Cuarto jinete: la actitud evasiva. Cuando un miembro de la pareja necesita plantear una queja al otro y éste actúa con evasivas, indiferencia y alejándose o viendo la TV sin mostrar atención, esto solo hace incrementar la rabia del primero, que no solo se siente molesto por el motivo de la crítica que estaba planteando, sino herido por la falta de consideración de su pareja, que ni siquiera le escucha.

  • Tercera señal: sentirse abrumado. Los comportamientos negativos en las discusiones hacen que el receptor se sienta abrumado por las críticas, de modo que se sensibilizará a ellas y tratará de defenderse o evitarlas a toda costa a través de, por ejemplo, la evasión como hemos dicho antes. Si uno se siente abrumado por las acusaciones, ofensas y sarcasmos del otro, tratará de evitar nuevos ataques, entrando en un círculo vicioso: primero, uno hace una crítica de forma inadecuada, exaltado y con sarcasmos, ironías, generalizando… el otro, se siente abrumado y trata de huir de la situación, evadiéndose, lo que aumenta los sentimientos negativos del primero, por lo que su actitud se vuelve más negativa, haciendo que el otro se evada aún más.

  • Cuarta señal: el lenguaje del cuerpo. La persona que se siente tensa o abrumada en una discusión lo muestra aún en silencio, ya que la comunicación no verbal es esencial en todas las relaciones. Todos los aspectos de comunicación no verbal son relevantes y, aun teniendo palabras aparentemente “amables” estas pueden ser pronunciadas de un modo muy dañino a través de su cuerpo, tono y volumen de la voz.

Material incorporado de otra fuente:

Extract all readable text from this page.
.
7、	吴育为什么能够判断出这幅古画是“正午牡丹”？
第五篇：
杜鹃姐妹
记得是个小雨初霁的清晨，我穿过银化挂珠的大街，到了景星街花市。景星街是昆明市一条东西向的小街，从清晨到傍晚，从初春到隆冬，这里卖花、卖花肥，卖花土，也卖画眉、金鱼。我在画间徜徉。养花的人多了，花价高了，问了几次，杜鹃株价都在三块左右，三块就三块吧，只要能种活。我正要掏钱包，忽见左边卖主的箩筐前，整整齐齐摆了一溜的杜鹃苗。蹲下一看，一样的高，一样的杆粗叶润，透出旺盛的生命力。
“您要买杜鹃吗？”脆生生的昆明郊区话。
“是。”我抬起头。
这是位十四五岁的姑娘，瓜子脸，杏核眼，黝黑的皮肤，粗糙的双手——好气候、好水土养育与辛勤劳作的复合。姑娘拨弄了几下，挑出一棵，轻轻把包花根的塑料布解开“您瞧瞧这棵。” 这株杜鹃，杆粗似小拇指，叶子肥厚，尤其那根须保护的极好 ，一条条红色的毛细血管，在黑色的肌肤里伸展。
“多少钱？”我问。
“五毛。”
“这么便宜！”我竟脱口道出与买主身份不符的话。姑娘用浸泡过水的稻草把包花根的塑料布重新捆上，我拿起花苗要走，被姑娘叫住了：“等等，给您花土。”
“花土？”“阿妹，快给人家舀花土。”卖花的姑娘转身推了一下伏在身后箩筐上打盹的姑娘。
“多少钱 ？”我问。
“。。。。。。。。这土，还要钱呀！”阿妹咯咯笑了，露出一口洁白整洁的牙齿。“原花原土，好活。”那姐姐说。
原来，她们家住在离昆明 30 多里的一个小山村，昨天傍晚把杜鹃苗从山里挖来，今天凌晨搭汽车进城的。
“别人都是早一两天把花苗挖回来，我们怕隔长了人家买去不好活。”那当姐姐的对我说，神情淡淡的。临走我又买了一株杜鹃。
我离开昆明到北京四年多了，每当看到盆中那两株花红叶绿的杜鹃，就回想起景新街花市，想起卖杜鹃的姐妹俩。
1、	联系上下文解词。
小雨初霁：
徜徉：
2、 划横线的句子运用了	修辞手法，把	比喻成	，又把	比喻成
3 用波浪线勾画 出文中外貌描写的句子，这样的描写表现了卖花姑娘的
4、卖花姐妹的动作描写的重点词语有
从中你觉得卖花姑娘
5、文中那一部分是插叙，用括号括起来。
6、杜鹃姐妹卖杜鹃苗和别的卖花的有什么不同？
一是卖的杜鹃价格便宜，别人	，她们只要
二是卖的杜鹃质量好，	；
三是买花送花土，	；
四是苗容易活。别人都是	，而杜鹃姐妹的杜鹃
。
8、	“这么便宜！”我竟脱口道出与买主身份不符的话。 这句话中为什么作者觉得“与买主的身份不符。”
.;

  • Quinta señal: intentos de desagravio fracasados. Los intentos de desagravio son los intentos que un miembro de la pareja hace durante una discusión para solventar el conflicto, pararlo, calmar al otro y dar opciones, bien aceptando la crítica y/o proponiendo un compromiso de solución. Expresiones de intento de desagravio pueden ser: está bien, espera un poco, necesito calmarme, veremos qué podemos hacer; es posible que me haya equivocado y quiero arreglarlo, pero pongamos los dos de nuestra parte; vamos a sentarnos juntos, más tranquilos y lo hablamos con calma, etc.

  • Sexta señal: malos recuerdos. Las parejas armoniosas suelen recordar los momentos buenos y bonitos vividos en el pasado. En cambio, los miembros de parejas conflictivas suelen recordar las cosas negativas y hasta tienden de teñir de negatividad los momentos supuestamente felices (cuando se conocieron, el noviazgo, la boda, etc.) culpando al otro de ello.